Police Chief Nate Harper, though, says that an ordinance, which would change city code, is unnecessary. "We have heard your concerns and are addressing them. We have developed a new model for policy," Harper said. "A domestic-violence review board has been appointed and will meet quarterly. The Office of Municipal Investigations, under civilian leadership, will investigate all domestic-violence complaints. It will insure that no incident will slip through the cracks." OMI is an internal-affairs investigating body under city aegis.
"This council has not seen that policy," said Shields. "I'd ask that we see a draft of that policy."
Activists say that a policy is not enough. Unlike an ordinance, which gets written into the city code and stays in place regardless of whoever the mayor, police chief or city councilors are, a policy can be changed.
"It is a policy with no hope for citizen input," said Jeanne Clark, president of the Squirrel Hill chapter of the National Organization for Women. "Policies come and policies go. We need an ordinance. We need a law -- not good words, not policy." She complained that 114 days had elapsed since the mayor promised "immediate action and zero tolerance."
The department "has done everything in his power to make council happy, to make these groups of ladies happy," Malloy said, referring to women's groups that have been working to pass the legislation, with hopes of strengthening it in the future.
Malloy criticized council for unanimously supporting Harper's nomination and then questioning his leadership at the first sign of dissent. "You turned this into police-bashing.
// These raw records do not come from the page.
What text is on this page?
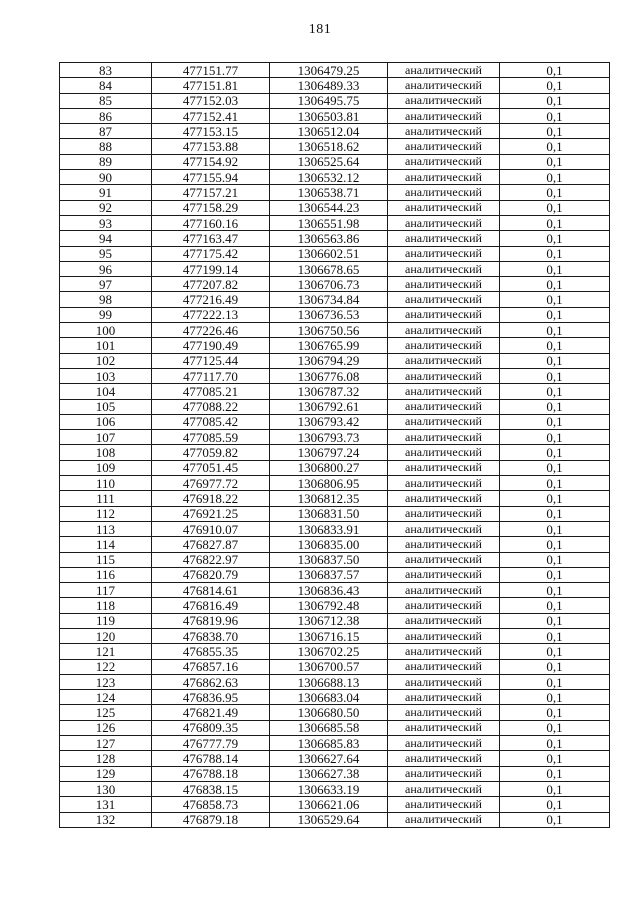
181
83	477151.77	1306479.25	аналитический	0,1
84	477151.81	1306489.33	аналитический	0,1
85	477152.03	1306495.75	аналитический	0,1
86	477152.41	1306503.81	аналитический	0,1
87	477153.15	1306512.04	аналитический	0,1
88	477153.88	1306518.62	аналитический	0,1
89	477154.92	1306525.64	аналитический	0,1
90	477155.94	1306532.12	аналитический	0,1
91	477157.21	1306538.71	аналитический	0,1
92	477158.29	1306544.23	аналитический	0,1
93	477160.16	1306551.98	аналитический	0,1
94	477163.47	1306563.86	аналитический	0,1
95	477175.42	1306602.51	аналитический	0,1
96	477199.14	1306678.65	аналитический	0,1
97	477207.82	1306706.73	аналитический	0,1
98	477216.49	1306734.84	аналитический	0,1
99	477222.13	1306736.53	аналитический	0,1
100	477226.46	1306750.56	аналитический	0,1
101	477190.49	1306765.99	аналитический	0,1
102	477125.44	1306794.29	аналитический	0,1
103	477117.70	1306776.08	аналитический	0,1
104	477085.21	1306787.32	аналитический	0,1
105	477088.22	1306792.61	аналитический	0,1
106	477085.42	1306793.42	аналитический	0,1
107	477085.59	1306793.73	аналитический	0,1
108	477059.82	1306797.24	аналитический	0,1
109	477051.45	1306800.27	аналитический	0,1
110	476977.72	1306806.95	аналитический	0,1
111	476918.22	1306812.35	аналитический	0,1
112	476921.25	1306831.50	аналитический	0,1
113	476910.07	1306833.91	аналитический	0,1
114	476827.87	1306835.00	аналитический	0,1
115	476822.97	1306837.50	аналитический	0,1
116	476820.79	1306837.57	аналитический	0,1
117	476814.61	1306836.43	аналитический	0,1
118	476816.49	1306792.48	аналитический	0,1
119	476819.96	1306712.38	аналитический	0,1
120	476838.70	1306716.15	аналитический	0,1
121	476855.35	1306702.25	аналитический	0,1
122	476857.16	1306700.57	аналитический	0,1
123	476862.63	1306688.13	аналитический	0,1
124	476836.95	1306683.04	аналитический	0,1
125	476821.49	1306680.50	аналитический	0,1
126	476809.35	1306685.58	аналитический	0,1
127	476777.79	1306685.83	аналитический	0,1
128	476788.14	1306627.64	аналитический	0,1
129	476788.18	1306627.38	аналитический	0,1
130	476838.15	1306633.19	аналитический	0,1
131	476858.73	1306621.06	аналитический	0,1
132	476879.18	1306529.64	аналитический	0,1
What do we do with these guys, kick them to the curb?" He referred to one of the promoted officers, George Trosky, who was the subject of a protection-from-abuse order in 1998. Malloy said Trosky's record since then has been exemplary and that a decade-old PFA shouldn't stand in his way. "That's why we have a chief, Office of Municipal Investigations, to look at this. The critical examination of [officers'] histories must be made by the chief."
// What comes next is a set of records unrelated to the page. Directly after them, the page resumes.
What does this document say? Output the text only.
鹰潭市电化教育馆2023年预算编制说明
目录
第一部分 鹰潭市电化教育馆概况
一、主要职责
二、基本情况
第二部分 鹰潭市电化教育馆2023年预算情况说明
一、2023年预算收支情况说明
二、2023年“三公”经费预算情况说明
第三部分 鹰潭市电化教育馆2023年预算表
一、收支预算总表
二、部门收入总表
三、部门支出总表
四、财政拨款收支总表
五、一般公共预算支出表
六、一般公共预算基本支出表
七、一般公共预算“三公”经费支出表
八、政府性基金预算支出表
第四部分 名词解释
"When I vote for a director, I do not give him carte blanche," Shields replied.
"We set the rules that the mayor then follows," said Councilor Bill Peduto. "There have to be certain rules, not guidelines." Peduto then hit on a flashpoint in Shield's ordinance: It doesn't specifically address what to do once an officer has a PFA issued against him or her. "The U.S. military has a rule that as soon as a PFA is issued, we take the gun away. Why not Pittsburgh?"